頭部や頸部の血管の種瘤、あるいは聴覚神経の腫瘤は、放置すると生命の危険にもつながります。例えば、脳の血管内の腫瘤は脳出血を引き起こす可能性がありますので、異常な耳鳴りを感じたら、早急に医師の診察を受けてください。
2、騒音環境に長時間いる
長時間にわたり騒音の環境にいることも、耳鳴りの原因になります。
重篤な場合は、内耳の聴覚器官がダメージを受けることで長期的に耳鳴りが続き、回復が困難になることもあります。
3、聴覚器官の老化
加齢とともに自然に聴覚受容器が老化して、耳鳴りを起こしやすくなります。
長期にわたって騒音環境にいる人は、聴覚器官の老化も早まります。
4、過労や夜更かし
徹夜などで過労が重なったため、聴覚に異常が起きる場合があります。
この場合、耳鳴りのほかに、耳栓をしたわけでもないのに閉塞感があり、音が遠く隔てられたように感じます。
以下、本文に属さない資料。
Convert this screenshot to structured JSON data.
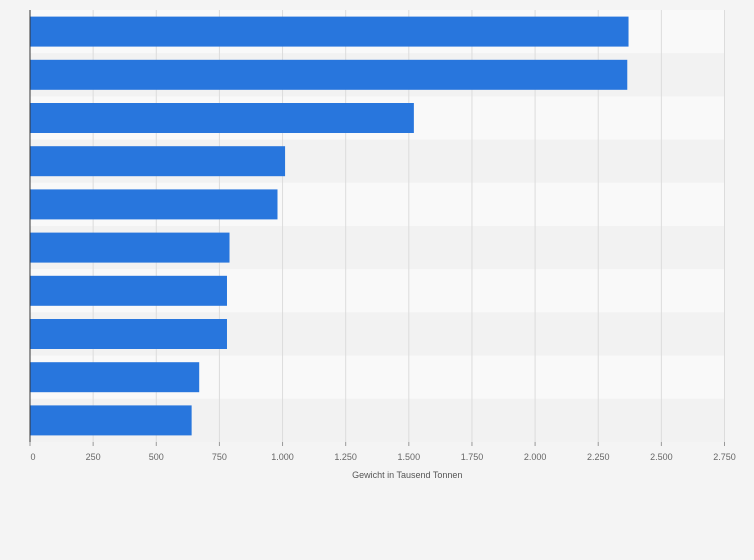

このような人では、特定の時間帯に耳鳴りが起こることが多いと言います。夜勤の人、交代制シフト勤務の人、あるいは夜更かしぐせがついて昼夜逆転した人などは、午後過ぎから夕方ごろに耳鳴りが起こりやすくなります。
病気が原因でない耳鳴りは、疲労回復のため、十分に休養をとるようにしてください。
5、メニエール病
メニエール病は、激しい回転性めまいのほか、難聴や耳鳴りが起こります。
メニエール病による耳鳴りは、片耳に起こることが多いとされています。
回転性めまいが起きると、悪心や嘔吐にいたることもあります。突然発症しても慌てず、安全な場所で症状が治まるのを待ってから、適切な医療措置を受けてください。
6、アレルギー性鼻炎など
耳と鼻、さらには食道までつながっているため、アレルギー性鼻炎や副鼻腔炎、胃食道逆流が原因となって、突発性の耳鳴りを引き起こすことがあります。
例えば、胃酸が咽頭部まで逆流し、それが耳に達して軽度の中耳炎を起こした場合も、耳鳴りを起こすことがあります。これらの炎症が治療されれば、耳鳴りも消えます。
7、突発性難聴
突然音が聞こえにくくなる突発性難聴の原因は、不明です。
ウイルス感染や過度のストレス、睡眠障害、抗生物質の副作用などが原因とも言われていますが、まだ解明されていません。
患者は聴力が突然低下して難聴となるほか、耳鳴りも起きます。大半の症例は片側の耳の異常ですが、まれに両側の耳に起きることもあります。